Only in the Donald Trump White House would a president getting sued by a porn star -- with whom he allegedly slept shortly after his wife gave birth, and who his lawyer allegedly paid to stay quiet -- seem more par for the course than career-ending.
Yet here we are: Stormy Daniels is suing Donald Trump, saying that the nondisclosure agreement she signed is invalid because the President didn't also sign it. She alleges that Trump's lawyer, Michael Cohen -- the man who says he cut her a $130,000 check -- is attempting to intimidate her into silence.
For his part, Cohen won't say what the $130,000 check was for (it reportedly came a few weeks before Election Day), but will say that the President denies sexual relations with that woman.
And so Stormy Daniels is speaking out. Good for her.
The whole affair is tawdry and sordid, in so many ways below the dignity of the presidency. If Trump did cheat on his wife, it would not come as much of a surprise, given his history: he cheated on his first wife with the second, and then fed the story to New York tabloids to humiliate her. A loyal, chivalrous man he is not.
But were the Stormy Daniels allegations simply about an affair, they would reflect poorly on him, but wouldn't be particularly relevant to his current office.
What's different here is the systematic silencing of women. Nondisclosure agreements are too often leveraged against people who have little ability to refuse to sign them -- often employees trying to settle sexual harassment complaints, for example.
They paper over serious problems, and allow harassers and abusers to behave with impunity. In Trump's case, the problem is less the affair allegations than the allegations of hush money and threats to keep a woman quiet.
There's also the treatment of Daniels by the Trump team and the media, who are trying to undermine her credibility by casting her as an attention-hungry porn star who will do just about anything for the right price (as opposed, I guess, to our attention-hungry reality TV star President who will do just about anything for the right price).
There are always good reasons to be skeptical of those who come forward with tabloid friendly stories that indict the powerful, not for legal wrongdoing or abuse of power, but for bad private behavior. But what Daniels seems upset about -- what she wants on the record -- seems to be less about the alleged affair and more about the alleged efforts to stifle her.

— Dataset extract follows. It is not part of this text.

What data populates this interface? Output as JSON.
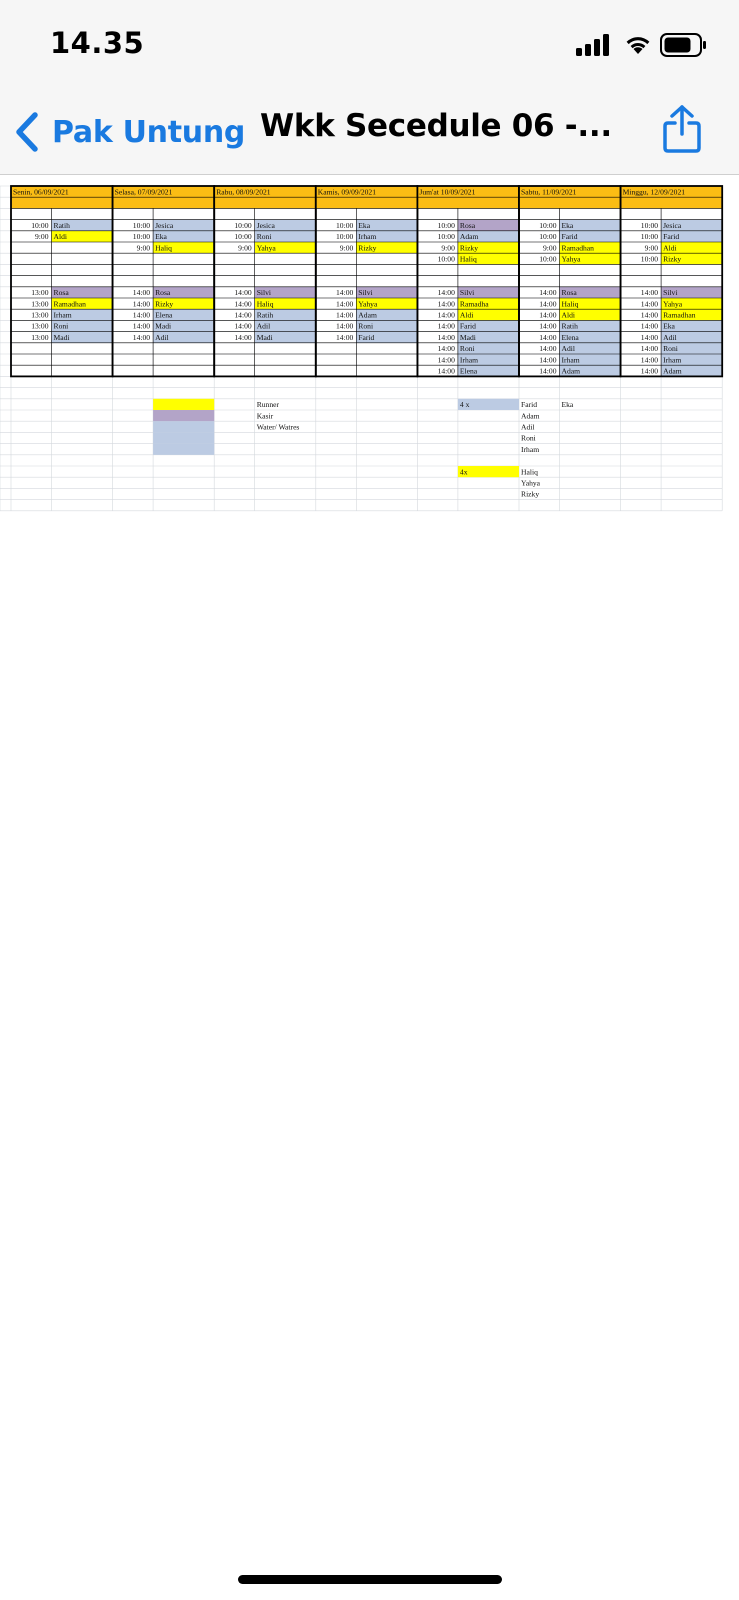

Imagine the same scenario with a woman who was an office manager: Say this imaginary woman and a high official in government allegedly have an affair. She definitely gets a six-figure check from his lawyer, and even though that same lawyer carefully asserts that his client denies the affair, the lawyer confirms the existence of a nondisclosure agreement between them. This would all point to one fairly obvious conclusion.
Would we be so quick to doubt Daniels, and so hasty to make her the butt of a joke, if she had a different job? Getting paid to engage in consensual sexual acts on camera doesn't make one a liar or an irredeemably immoral person; it makes one a person who has gotten paid to engage in consensual sexual acts on camera.
And while it's interesting, in a prurient way, that the President -- who enjoys the backing of the evangelical right -- might have cheated on his postpartum wife with a porn star, the real story here is the attempt to shut her up, and then to trash her when she refuses to stay quiet.
We shouldn't let his team get away with that. Daniels deserves to be given a fair hearing, regardless of whether one thinks her occupation makes her a "bad" woman (it doesn't).
In a post-Harvey Weinstein world, Americans have little patience for powerful men who bully women into silence. Let's hope that extends to "bad" women, too.